The Itanium "Poulson" 12-wide issue microprocessor has eight multi-threaded cores with new micro-architecture and a new version of Hyper-Threading technology, a ring-based system interface and combined 50MB cache on the die. The new chip also boasts advances in reliability, availability and serviceability (RAS) to achieve mainframe reliability and resiliency. High speed links of the new chips allow for peak processor-to-processor bandwidth of up to 128GB/s and memory bandwidth of up to 45GB/s, according to Intel.

Among the key core architecture improvements, Intel names new floating point pipeline, new data ant instruction popes, new instruction buffer and doubled max execution width (6 to 12). The innovations allow Intel to increase performance per watt, increase instruction throughput and boosted RAS coverage.

"Poulson’s RAS advances strengthen error protection and correction and end-to-end error detection and improve firmware error handling.  This heightens process resiliency, improves execution integrity, and minimizes service interruption," added Mr. McInerney.

Intel Itanium "Poulson" chip contains 3.1 billion transistors, is made using 32nm process technology and will measure by 18.2*29.9mm, which equals to 545.8mm2 die size, which is smaller compared to previous-generation Itanium "Tukwila" that is 700mm2 large.

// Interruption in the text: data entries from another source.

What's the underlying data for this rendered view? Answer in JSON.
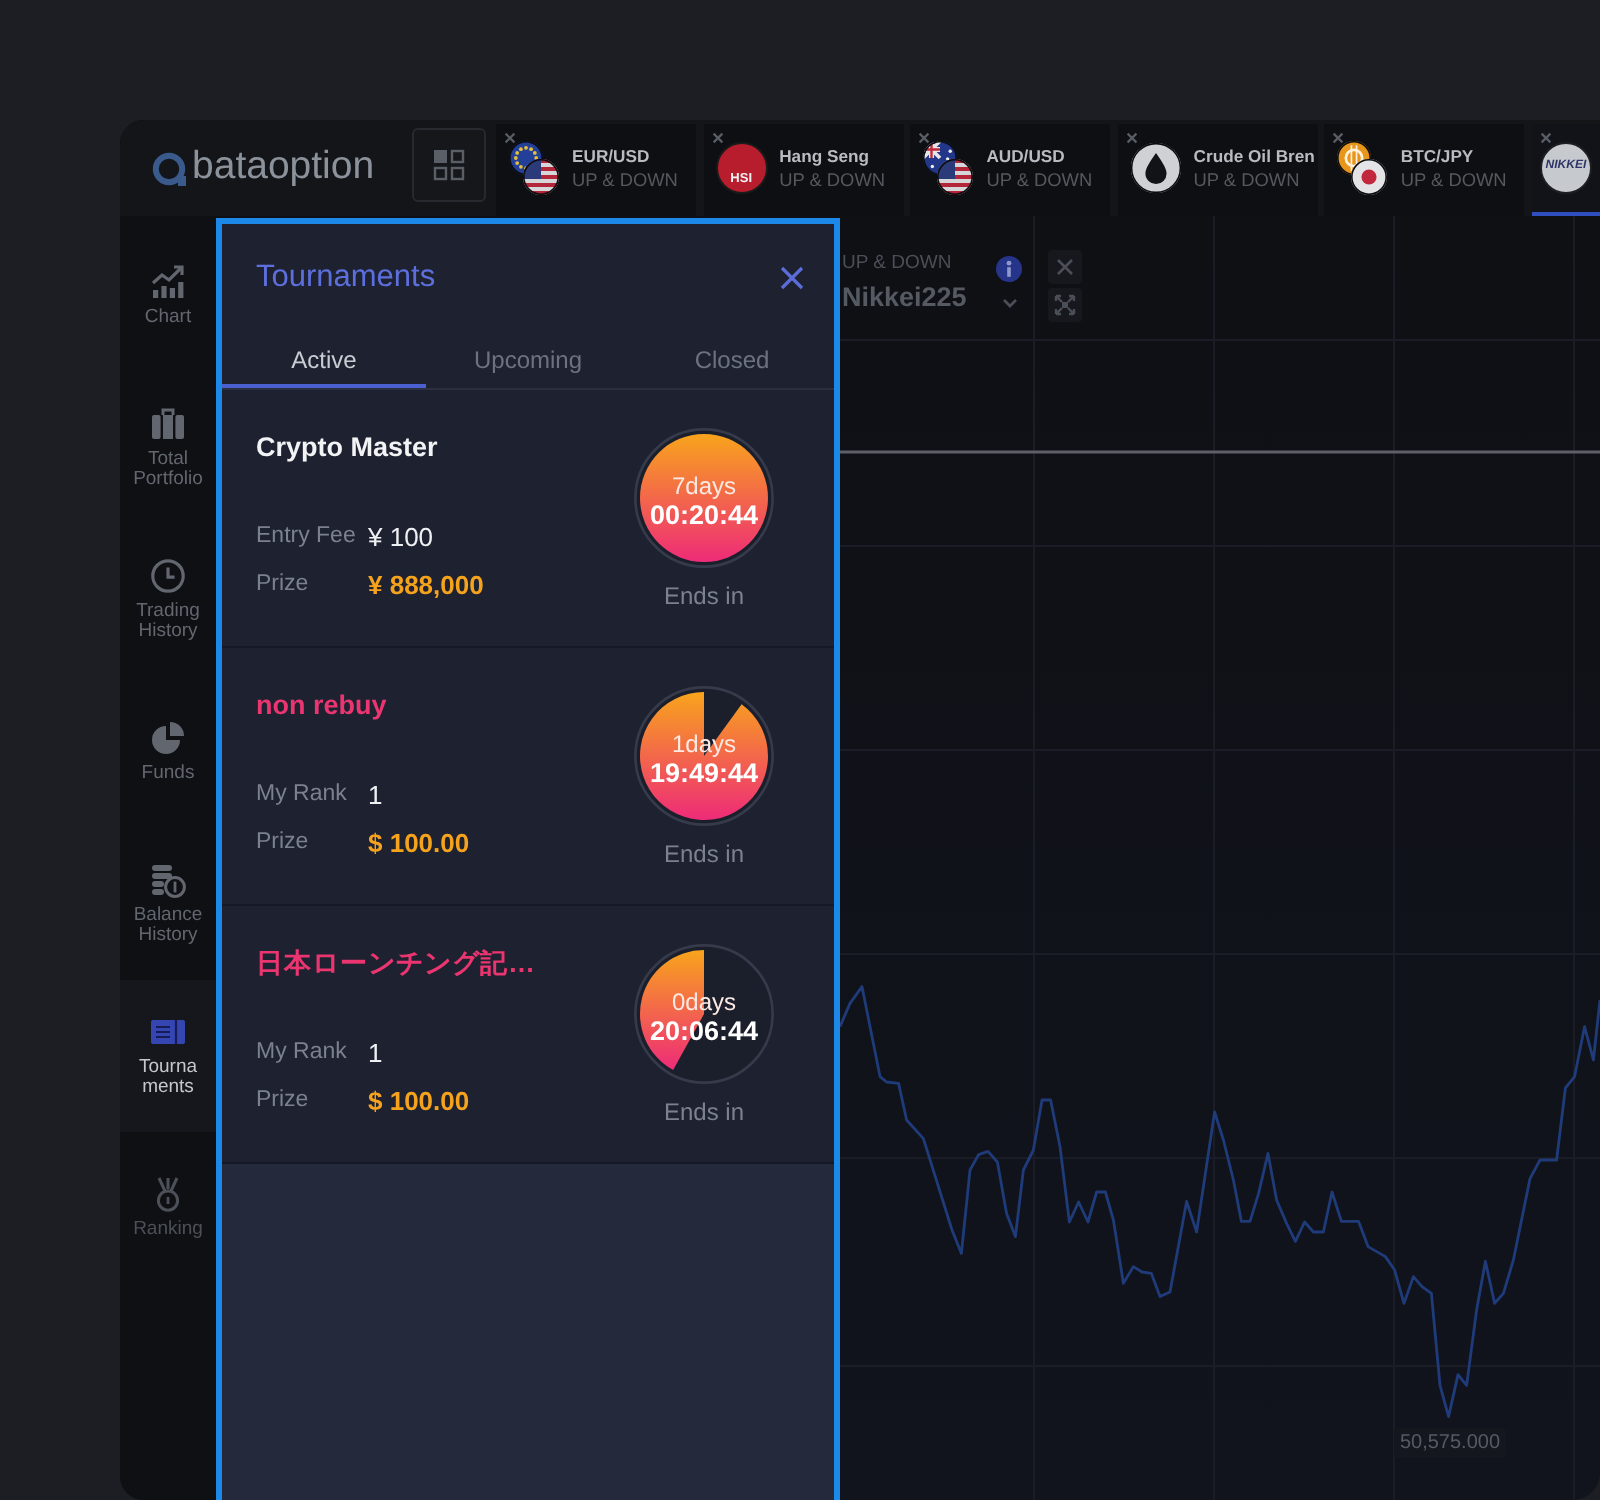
{
  "brand": {
    "name": "bataoption"
  },
  "asset_tabs": [
    {
      "name": "EUR/USD",
      "mode": "UP & DOWN",
      "selected": false
    },
    {
      "logo_text": "HSI",
      "name": "Hang Seng",
      "mode": "UP & DOWN",
      "selected": false
    },
    {
      "name": "AUD/USD",
      "mode": "UP & DOWN",
      "selected": false
    },
    {
      "name": "Crude Oil Bren",
      "mode": "UP & DOWN",
      "selected": false
    },
    {
      "name": "BTC/JPY",
      "mode": "UP & DOWN",
      "selected": false
    },
    {
      "logo_text": "NIKKEI",
      "selected": true
    }
  ],
  "sidebar": {
    "items": [
      {
        "label": "Chart",
        "selected": false,
        "disabled": false
      },
      {
        "label": "Total Portfolio",
        "selected": false,
        "disabled": false
      },
      {
        "label": "Trading History",
        "selected": false,
        "disabled": false
      },
      {
        "label": "Funds",
        "selected": false,
        "disabled": false
      },
      {
        "label": "Balance History",
        "selected": false,
        "disabled": false
      },
      {
        "label": "Tournaments",
        "selected": true,
        "disabled": false
      },
      {
        "label": "Ranking",
        "selected": false,
        "disabled": true
      }
    ]
  },
  "panel": {
    "title": "Tournaments",
    "tabs": [
      {
        "label": "Active",
        "selected": true
      },
      {
        "label": "Upcoming",
        "selected": false
      },
      {
        "label": "Closed",
        "selected": false
      }
    ],
    "tournaments": [
      {
        "title": "Crypto Master",
        "joined": false,
        "rows": [
          {
            "kind": "fee",
            "label": "Entry Fee",
            "value": "¥ 100"
          },
          {
            "kind": "prize",
            "label": "Prize",
            "value": "¥ 888,000"
          }
        ],
        "timer": {
          "days": "7days",
          "time": "00:20:44",
          "level": 1,
          "caption": "Ends in"
        }
      },
      {
        "title": "non rebuy",
        "joined": true,
        "rows": [
          {
            "kind": "rank",
            "label": "My Rank",
            "value": "1"
          },
          {
            "kind": "prize",
            "label": "Prize",
            "value": "$ 100.00"
          }
        ],
        "timer": {
          "days": "1days",
          "time": "19:49:44",
          "level": 0.9,
          "caption": "Ends in"
        }
      },
      {
        "title": "日本ローンチング記…",
        "joined": true,
        "rows": [
          {
            "kind": "rank",
            "label": "My Rank",
            "value": "1"
          },
          {
            "kind": "prize",
            "label": "Prize",
            "value": "$ 100.00"
          }
        ],
        "timer": {
          "days": "0days",
          "time": "20:06:44",
          "level": 0.42,
          "caption": "Ends in"
        }
      }
    ]
  },
  "chart": {
    "mode": "UP & DOWN",
    "asset": "Nikkei225",
    "price_label": "50,575.000"
  }
}
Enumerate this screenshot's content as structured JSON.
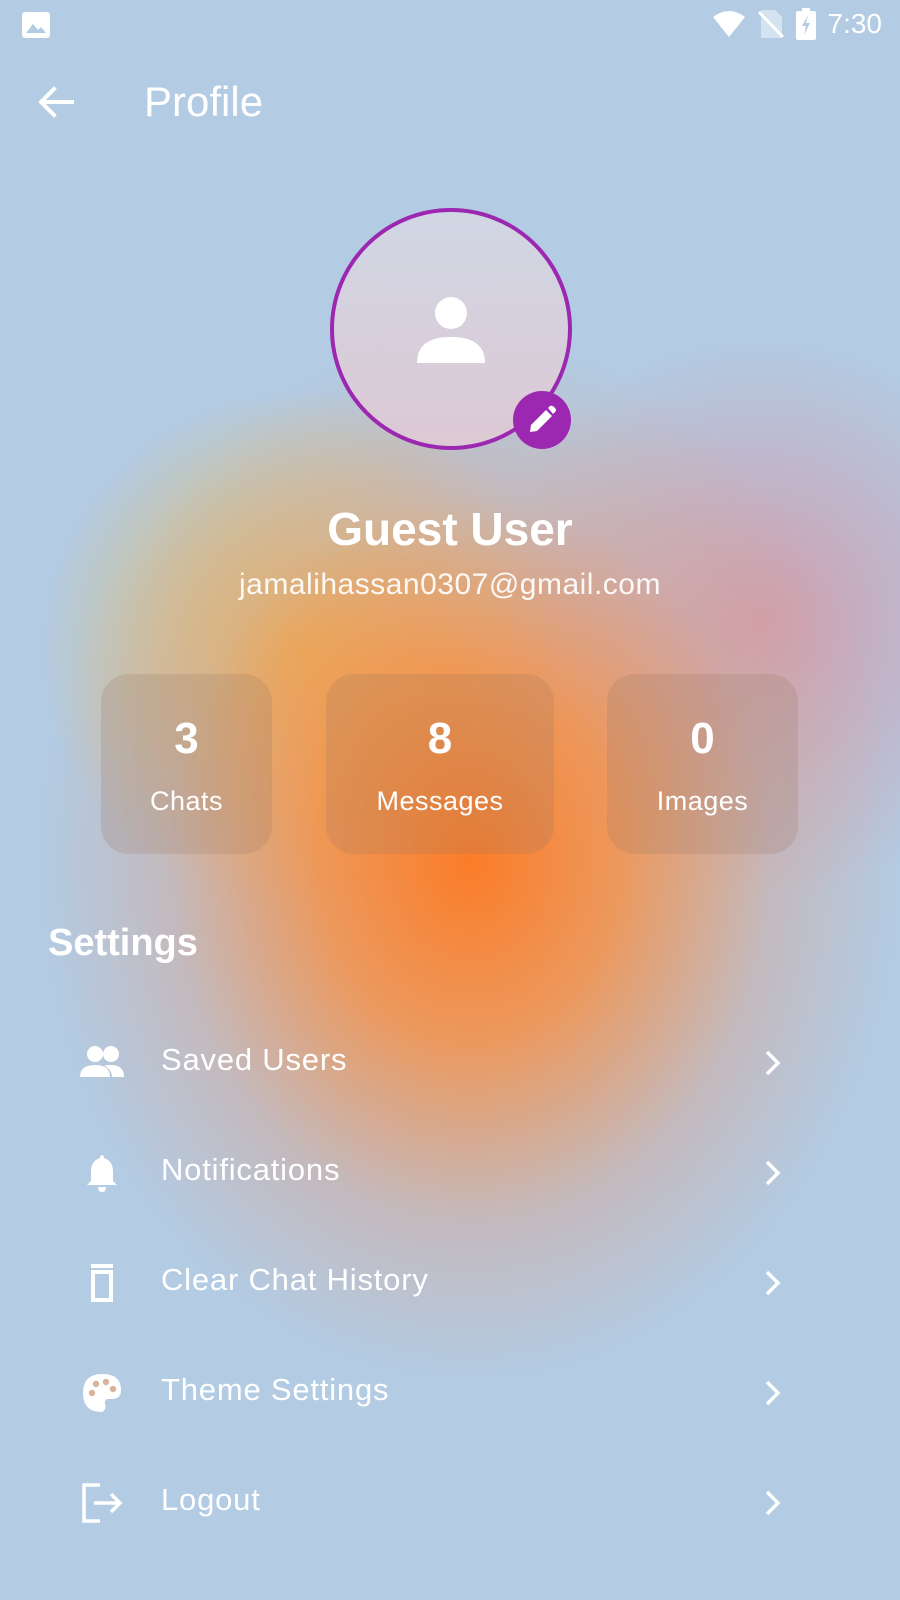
{
  "status_bar": {
    "time": "7:30",
    "icons": [
      "image-icon",
      "wifi-icon",
      "no-sim-icon",
      "battery-charging-icon"
    ]
  },
  "app_bar": {
    "title": "Profile",
    "back_icon": "arrow-left-icon"
  },
  "profile": {
    "name": "Guest User",
    "email": "jamalihassan0307@gmail.com",
    "avatar_icon": "person-icon",
    "edit_icon": "pencil-icon",
    "accent_color": "#9c27b0"
  },
  "stats": [
    {
      "value": "3",
      "label": "Chats"
    },
    {
      "value": "8",
      "label": "Messages"
    },
    {
      "value": "0",
      "label": "Images"
    }
  ],
  "settings": {
    "title": "Settings",
    "items": [
      {
        "label": "Saved Users",
        "icon": "people-icon"
      },
      {
        "label": "Notifications",
        "icon": "bell-icon"
      },
      {
        "label": "Clear Chat History",
        "icon": "trash-icon"
      },
      {
        "label": "Theme Settings",
        "icon": "palette-icon"
      },
      {
        "label": "Logout",
        "icon": "logout-icon"
      }
    ]
  }
}
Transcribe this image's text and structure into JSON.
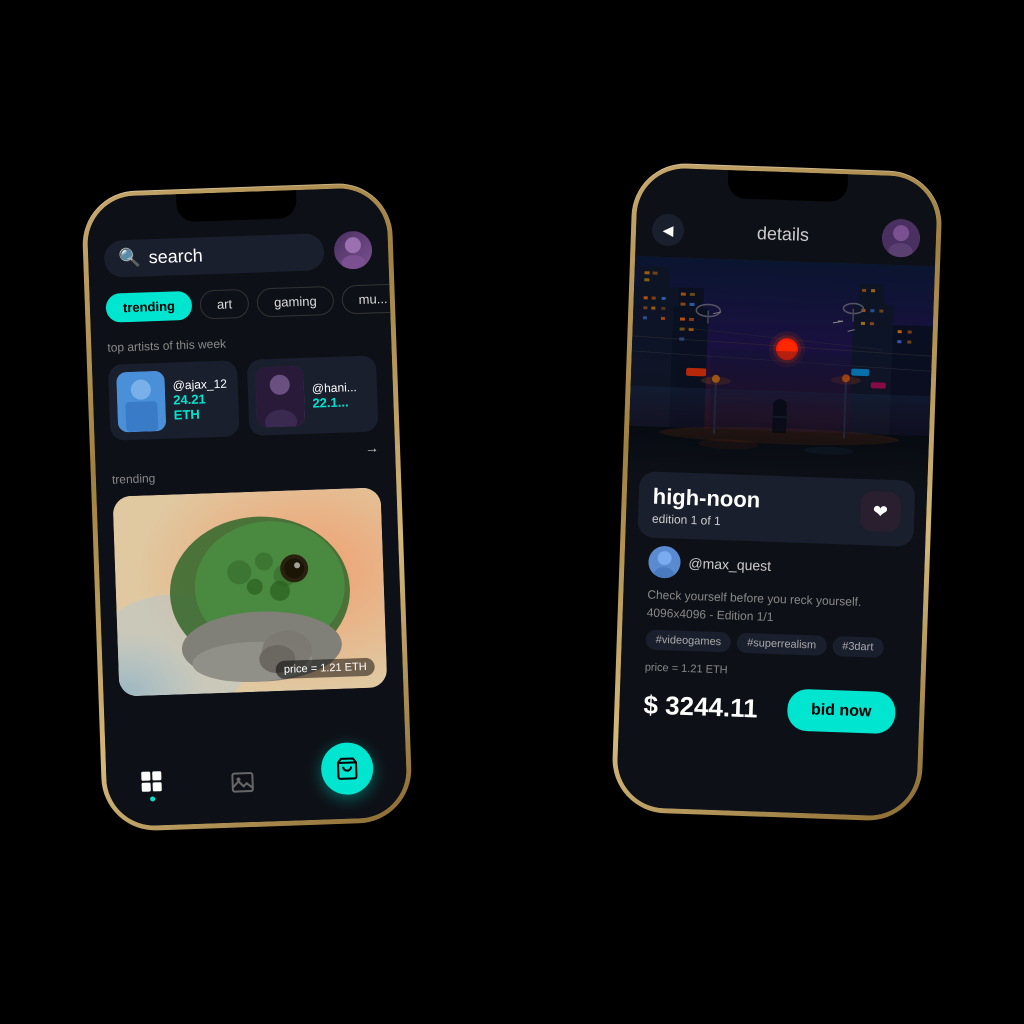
{
  "left_phone": {
    "search_placeholder": "search",
    "search_icon": "🔍",
    "filters": [
      "trending",
      "art",
      "gaming",
      "mu..."
    ],
    "active_filter": "trending",
    "arrow_label": "→",
    "top_artists_title": "top artists of this week",
    "artists": [
      {
        "name": "@ajax_12",
        "eth": "24.21 ETH"
      },
      {
        "name": "@hani...",
        "eth": "22.1..."
      }
    ],
    "trending_label": "trending",
    "price_tag": "price = 1.21 ETH",
    "nav_icons": [
      "grid",
      "image",
      "cart"
    ],
    "cart_icon": "🛒"
  },
  "right_phone": {
    "back_icon": "◀",
    "details_title": "details",
    "artwork_title": "high-noon",
    "artwork_edition": "edition 1 of 1",
    "heart_icon": "❤",
    "creator_name": "@max_quest",
    "description": "Check yourself before you reck yourself. 4096x4096 - Edition 1/1",
    "tags": [
      "#videogames",
      "#superrealism",
      "#3dart"
    ],
    "price_label": "price = 1.21 ETH",
    "price_usd": "$ 3244.11",
    "bid_button_label": "bid now"
  },
  "colors": {
    "accent": "#00e5d0",
    "background": "#0d1117",
    "card": "#1a1f2e"
  }
}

The new mission-critical server chip retains pin compatibility with the current Intel Itanium 9300 processor. The new microprocessor will be released commercially later this year. The Poulson will be succeeded by Kittson chip.

"Intel has previously disclosed a follow-on to the Poulson processor code-named Kittson. We are very excited about the possibilities that exist with Itanium moving forward and will be sharing more Kittson product details in the future, as the development phase progresses forward," said the official for Intel.

Intel Itanium "Poulson" microprocessor will complement Intel Xeon EX platform on the market of mission critical RISC servers, which was a $15 billion business in 2009 according to Intel. According to the world's largest maker of chips, Itanium and Xeon processors are both positioned to be major players in this market. Itanium primarily focuses on HP-UX, OpenVMS, NonStop solutions and a handful of mainframe platform solutions. Xeon-EX is a server platform for Windows, Linux and Solaris workloads. Customers have a choice of the platform solution that is best for their particular environment based on OEM system and support capabilities, software requirements, operating system requirements and processor capabilities, Intel said. The company noted that IDC data in 2009 showed that Itanium system revenue as a whole was a larger business than AMD’s Opteron server business.